Anyway, the reason i never pursued building guitar gear as a job, even though i built plenty of gear i used personally, was mostly because of what i mentioned:

1. Reliability above all else. Charging professional prices for guitar gear means that shit better survive being stomped on 30x/week and a couple a three beers being spilled on in its lifetime.

2. TPB, no question. Use high quality switches, switching caps as needed. Silent, un-loaded transition between on and off is huge -- though, if you're offering delay effects, tails might be desired, the user should have an override, which would require buffered bypass instead. Just be sure to communicate which you use so people know (publishing raw input/output impedance is good; designing to work with vintage impedance-sensitive fuzz, even better)

3. I think most high end guitar players are hyper-picky, and a "Jack of all trades" unit doesn't appeal--the market for that kind of device is decidedly mid-market, and must be priced appropriately to succeed.

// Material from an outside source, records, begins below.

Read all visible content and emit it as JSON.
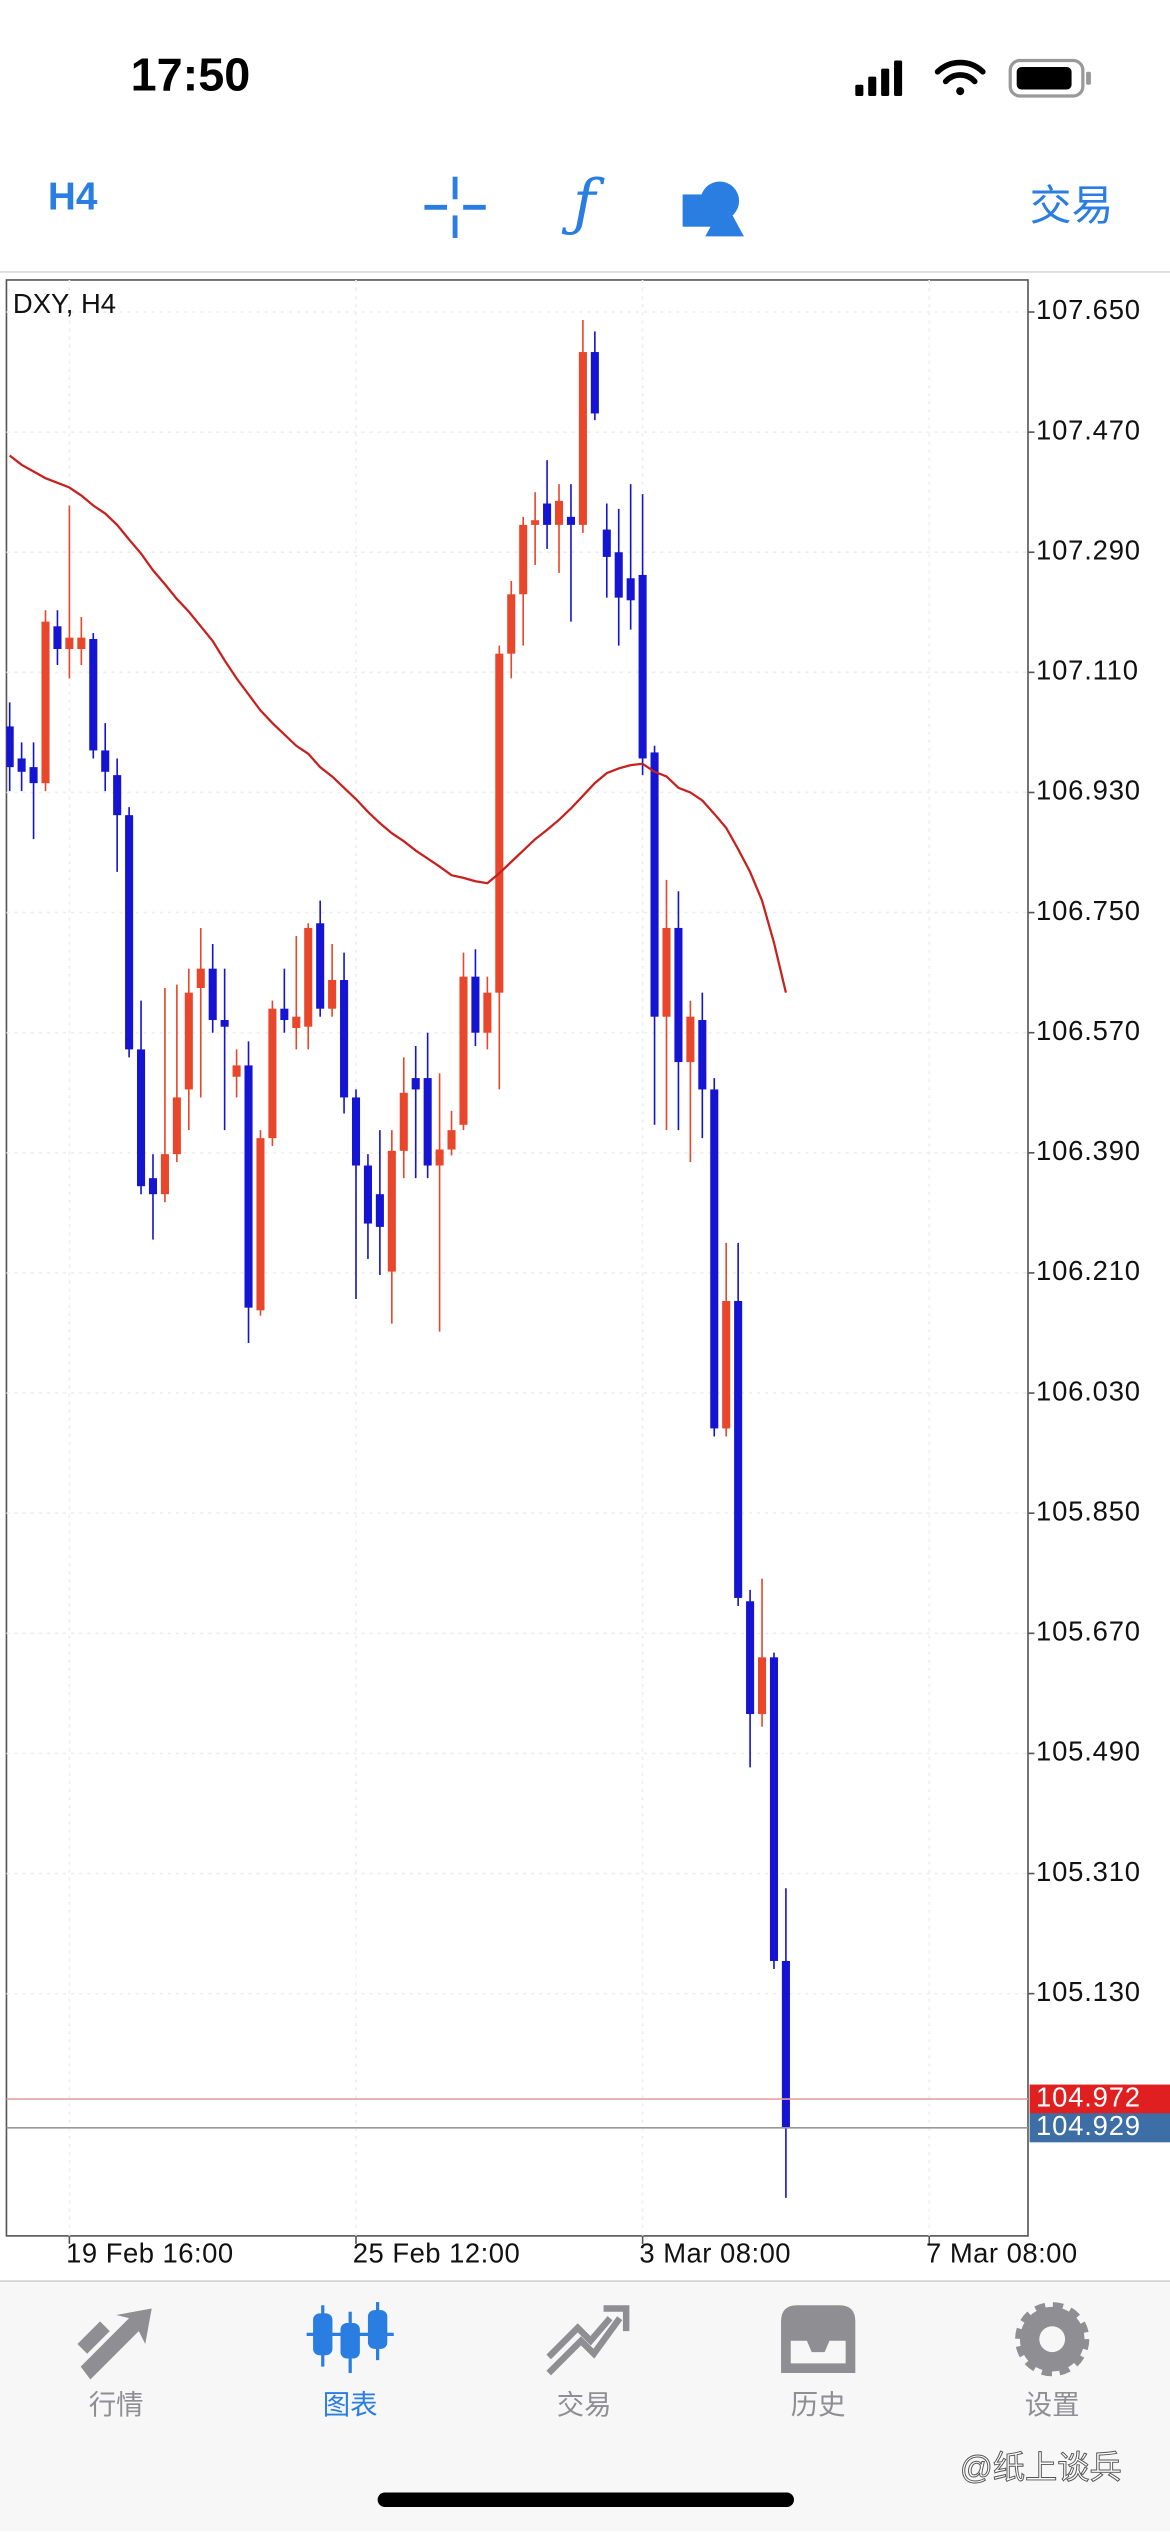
{
  "status_bar": {
    "time": "17:50"
  },
  "toolbar": {
    "timeframe": "H4",
    "trade": "交易"
  },
  "chart_data": {
    "type": "candlestick",
    "title": "DXY, H4",
    "categories": [
      null,
      null,
      null,
      null,
      null,
      "19 Feb 16:00",
      null,
      null,
      null,
      null,
      null,
      null,
      null,
      null,
      null,
      null,
      null,
      null,
      null,
      null,
      null,
      null,
      null,
      null,
      null,
      null,
      null,
      null,
      null,
      "25 Feb 12:00",
      null,
      null,
      null,
      null,
      null,
      null,
      null,
      null,
      null,
      null,
      null,
      null,
      null,
      null,
      null,
      null,
      null,
      null,
      null,
      null,
      null,
      null,
      null,
      "3 Mar 08:00",
      null,
      null,
      null,
      null,
      null,
      null,
      null,
      null,
      null,
      null,
      null,
      null,
      null,
      null,
      null,
      null,
      null,
      null,
      null,
      null,
      null,
      null,
      null,
      "7 Mar 08:00",
      null,
      null,
      null,
      null,
      null,
      null,
      null,
      null
    ],
    "open": [
      107.029,
      106.981,
      106.968,
      106.944,
      107.179,
      107.145,
      107.145,
      107.16,
      106.993,
      106.956,
      106.896,
      106.545,
      106.352,
      106.328,
      106.388,
      106.485,
      106.637,
      106.666,
      106.589,
      106.504,
      106.521,
      106.154,
      106.412,
      106.606,
      106.577,
      106.579,
      106.734,
      106.606,
      106.649,
      106.473,
      106.371,
      106.328,
      106.212,
      106.393,
      106.502,
      106.502,
      106.371,
      106.395,
      106.432,
      106.654,
      106.57,
      106.63,
      107.138,
      107.227,
      107.331,
      107.363,
      107.331,
      107.343,
      107.331,
      107.59,
      107.324,
      107.29,
      107.251,
      107.256,
      106.99,
      106.594,
      106.727,
      106.526,
      106.589,
      106.485,
      105.977,
      106.168,
      105.718,
      105.549,
      105.634,
      105.179,
      null,
      null,
      null,
      null,
      null,
      null,
      null,
      null,
      null,
      null,
      null,
      null,
      null,
      null,
      null,
      null,
      null,
      null,
      null,
      null
    ],
    "high": [
      107.065,
      107.005,
      107.005,
      107.203,
      107.203,
      107.36,
      107.193,
      107.169,
      107.034,
      106.981,
      106.908,
      106.618,
      106.388,
      106.637,
      106.642,
      106.666,
      106.727,
      106.703,
      106.666,
      106.545,
      106.557,
      106.424,
      106.618,
      106.666,
      106.715,
      106.734,
      106.768,
      106.703,
      106.69,
      106.485,
      106.388,
      106.424,
      106.424,
      106.533,
      106.55,
      106.57,
      106.509,
      106.453,
      106.69,
      106.695,
      106.654,
      107.15,
      107.247,
      107.343,
      107.38,
      107.428,
      107.392,
      107.392,
      107.638,
      107.621,
      107.363,
      107.355,
      107.392,
      107.377,
      107.0,
      106.799,
      106.782,
      106.618,
      106.63,
      106.502,
      106.255,
      106.255,
      105.735,
      105.752,
      105.641,
      105.288,
      null,
      null,
      null,
      null,
      null,
      null,
      null,
      null,
      null,
      null,
      null,
      null,
      null,
      null,
      null,
      null,
      null,
      null,
      null,
      null
    ],
    "low": [
      106.932,
      106.932,
      106.86,
      106.932,
      107.121,
      107.101,
      107.121,
      106.981,
      106.932,
      106.811,
      106.533,
      106.328,
      106.26,
      106.316,
      106.376,
      106.424,
      106.473,
      106.57,
      106.424,
      106.473,
      106.105,
      106.146,
      106.4,
      106.57,
      106.545,
      106.545,
      106.594,
      106.594,
      106.449,
      106.171,
      106.231,
      106.207,
      106.134,
      106.352,
      106.352,
      106.352,
      106.122,
      106.386,
      106.424,
      106.55,
      106.545,
      106.485,
      107.101,
      107.15,
      107.271,
      107.295,
      107.259,
      107.186,
      107.319,
      107.488,
      107.222,
      107.15,
      107.174,
      106.956,
      106.432,
      106.424,
      106.424,
      106.376,
      106.412,
      105.965,
      105.965,
      105.711,
      105.469,
      105.53,
      105.167,
      104.824,
      null,
      null,
      null,
      null,
      null,
      null,
      null,
      null,
      null,
      null,
      null,
      null,
      null,
      null,
      null,
      null,
      null,
      null,
      null,
      null
    ],
    "close": [
      106.968,
      106.961,
      106.944,
      107.186,
      107.145,
      107.162,
      107.162,
      106.993,
      106.961,
      106.896,
      106.545,
      106.34,
      106.328,
      106.388,
      106.473,
      106.63,
      106.666,
      106.589,
      106.579,
      106.521,
      106.158,
      106.412,
      106.606,
      106.589,
      106.594,
      106.727,
      106.606,
      106.649,
      106.473,
      106.371,
      106.284,
      106.279,
      106.393,
      106.48,
      106.485,
      106.371,
      106.395,
      106.424,
      106.654,
      106.57,
      106.63,
      107.138,
      107.227,
      107.331,
      107.338,
      107.331,
      107.367,
      107.331,
      107.59,
      107.498,
      107.283,
      107.222,
      107.218,
      106.981,
      106.594,
      106.727,
      106.526,
      106.594,
      106.485,
      105.977,
      106.168,
      105.723,
      105.549,
      105.634,
      105.179,
      104.929,
      null,
      null,
      null,
      null,
      null,
      null,
      null,
      null,
      null,
      null,
      null,
      null,
      null,
      null,
      null,
      null,
      null,
      null,
      null,
      null
    ],
    "up_color": "#e8472b",
    "down_color": "#1414d2",
    "moving_average": {
      "color": "#c8201e",
      "values": [
        107.435,
        107.421,
        107.411,
        107.401,
        107.394,
        107.387,
        107.375,
        107.36,
        107.348,
        107.331,
        107.309,
        107.288,
        107.263,
        107.242,
        107.22,
        107.201,
        107.179,
        107.157,
        107.128,
        107.101,
        107.077,
        107.053,
        107.034,
        107.017,
        107.0,
        106.988,
        106.968,
        106.954,
        106.937,
        106.92,
        106.901,
        106.884,
        106.869,
        106.857,
        106.843,
        106.831,
        106.819,
        106.806,
        106.802,
        106.797,
        106.794,
        106.809,
        106.826,
        106.843,
        106.86,
        106.874,
        106.889,
        106.906,
        106.925,
        106.944,
        106.959,
        106.966,
        106.971,
        106.973,
        106.961,
        106.954,
        106.937,
        106.93,
        106.918,
        106.898,
        106.877,
        106.845,
        106.811,
        106.768,
        106.705,
        106.63,
        null,
        null,
        null,
        null,
        null,
        null,
        null,
        null,
        null,
        null,
        null,
        null,
        null,
        null,
        null,
        null,
        null,
        null,
        null,
        null
      ]
    },
    "ylim": [
      104.767,
      107.698
    ],
    "yticks": [
      {
        "value": 107.65,
        "label": "107.650"
      },
      {
        "value": 107.47,
        "label": "107.470"
      },
      {
        "value": 107.29,
        "label": "107.290"
      },
      {
        "value": 107.11,
        "label": "107.110"
      },
      {
        "value": 106.93,
        "label": "106.930"
      },
      {
        "value": 106.75,
        "label": "106.750"
      },
      {
        "value": 106.57,
        "label": "106.570"
      },
      {
        "value": 106.39,
        "label": "106.390"
      },
      {
        "value": 106.21,
        "label": "106.210"
      },
      {
        "value": 106.03,
        "label": "106.030"
      },
      {
        "value": 105.85,
        "label": "105.850"
      },
      {
        "value": 105.67,
        "label": "105.670"
      },
      {
        "value": 105.49,
        "label": "105.490"
      },
      {
        "value": 105.31,
        "label": "105.310"
      },
      {
        "value": 105.13,
        "label": "105.130"
      }
    ],
    "price_lines": [
      {
        "value": 104.972,
        "color": "#e02020"
      },
      {
        "value": 104.929,
        "color": "#3d6ea5"
      }
    ],
    "grid": true
  },
  "tab_bar": {
    "tabs": [
      "行情",
      "图表",
      "交易",
      "历史",
      "设置"
    ],
    "active": 1
  },
  "watermark": "@纸上谈兵"
}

It's cool, though. I remember using some GNU audio real-time FX app and plugging my guitar straight into my SoundBlaster and having a great time, despite the unusable lag it all induced.

I think you could capture serious players by offering presets, IR import/copying a given input sound, of course durability, and multi-functionality: is this can replace one effect at a time? Cool I guess, but i have a pedalboard. Can this replace ALL my pedals, including routing and stacking? Vastly more appealing. If it's all software, stacking effects is probably already in the codebas3, and routing would be trivial.

echoangle|1 month ago

Could you even describe a typical guitar effect if it’s not something that already has a name? How would you describe a phaser?

kennywinker|1 month ago

Split the audio signal in two, offset the phase of one copy by a varying amount centered around 90 degrees, and mix the two signals back together. Let me control the speed that the phase varies, and the depth of the phase change.

Something like that?

Now, knowing that is something that would sounds cool - that’s the hard part :)

aanet|1 month ago

This looks interesting. Would love to see if there are examples of pedals already vibe-coded.

vunderba|1 month ago

I don't think that's what this is.

From a cursory glance it appears to be a physical guitar pedal that lets you program virtual effects. The "vibe coding" aspect is likely a system directive + effects library SDK docs fed into an LLM along with the user prompt that generates the appropriate C++ which is then compiled into an effect and run on the pedal.

Note: Which is still very cool. The previous programmable guitar pedals that I've seen were all pretty low-level.